Als die Eppinger während der badischen Revolution 1849 ihr Truppenkontingent für den Kampf gegen die preußische Armee aufstellten, warteten sie vergeblich auf Metzgermeister Konrad Trefz.Seine Frau versteckte ihn unter Betttüchern und Matratzen. Auf die Anfrage des Anführers, wo er denn bleibe, antwortete seine Frau: "Der ist heute morgen zum Vieheinkaufen gegangen und noch nicht zurück." Die Truppen zogen ohne ihn ab.
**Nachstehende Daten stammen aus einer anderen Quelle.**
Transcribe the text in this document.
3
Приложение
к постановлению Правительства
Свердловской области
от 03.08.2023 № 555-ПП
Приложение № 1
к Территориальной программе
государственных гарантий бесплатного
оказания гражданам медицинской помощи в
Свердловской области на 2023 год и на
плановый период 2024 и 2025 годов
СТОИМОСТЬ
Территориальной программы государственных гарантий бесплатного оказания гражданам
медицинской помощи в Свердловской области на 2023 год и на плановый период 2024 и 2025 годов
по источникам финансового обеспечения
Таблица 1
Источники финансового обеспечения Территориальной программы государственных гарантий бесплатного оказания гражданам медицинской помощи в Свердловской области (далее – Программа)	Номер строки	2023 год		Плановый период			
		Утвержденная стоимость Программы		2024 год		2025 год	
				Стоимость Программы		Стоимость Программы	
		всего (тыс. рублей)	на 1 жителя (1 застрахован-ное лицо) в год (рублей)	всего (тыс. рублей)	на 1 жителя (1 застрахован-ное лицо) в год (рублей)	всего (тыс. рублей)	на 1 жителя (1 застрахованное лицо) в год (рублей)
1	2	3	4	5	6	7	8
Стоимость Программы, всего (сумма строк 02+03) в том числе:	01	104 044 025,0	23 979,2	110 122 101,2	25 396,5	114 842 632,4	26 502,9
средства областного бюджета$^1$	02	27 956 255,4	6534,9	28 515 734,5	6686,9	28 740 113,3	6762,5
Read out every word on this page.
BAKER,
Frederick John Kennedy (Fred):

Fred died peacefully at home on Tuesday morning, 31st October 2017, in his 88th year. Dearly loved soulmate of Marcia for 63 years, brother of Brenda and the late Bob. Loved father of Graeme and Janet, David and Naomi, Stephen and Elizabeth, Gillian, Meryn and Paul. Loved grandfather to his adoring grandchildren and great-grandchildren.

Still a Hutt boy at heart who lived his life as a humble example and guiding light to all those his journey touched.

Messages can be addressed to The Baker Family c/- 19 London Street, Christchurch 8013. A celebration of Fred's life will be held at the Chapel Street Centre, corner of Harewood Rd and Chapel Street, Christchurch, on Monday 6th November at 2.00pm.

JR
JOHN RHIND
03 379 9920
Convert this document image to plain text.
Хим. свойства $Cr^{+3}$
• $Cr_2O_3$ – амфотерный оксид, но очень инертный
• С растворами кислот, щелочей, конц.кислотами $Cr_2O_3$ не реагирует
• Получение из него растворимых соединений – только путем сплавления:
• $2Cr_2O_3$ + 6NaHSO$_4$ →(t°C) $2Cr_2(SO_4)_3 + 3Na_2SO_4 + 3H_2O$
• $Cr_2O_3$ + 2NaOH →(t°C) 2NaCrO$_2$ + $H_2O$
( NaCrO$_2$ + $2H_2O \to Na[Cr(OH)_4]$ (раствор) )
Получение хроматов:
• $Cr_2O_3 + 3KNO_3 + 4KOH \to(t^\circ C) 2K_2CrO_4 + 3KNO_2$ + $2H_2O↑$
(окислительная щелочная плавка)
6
Nach der Niederlage bei Waghäusel wurden die fliehenden Revolutionstruppen von den Preußen verfolgt und die Eppinger "Freischärler" am Neuhof gefangen genommen und in die engen Gefängniszellen im Pfeifferturm eingesperrt.Wenn Konrad Trefz mit seiner Frau später am Pfeifferturm vorbeikam, deutete sie auf den Turm und sagte:"Sieh‘scht, do owe dätschd jetzt sitze, wenn i net gwest wär."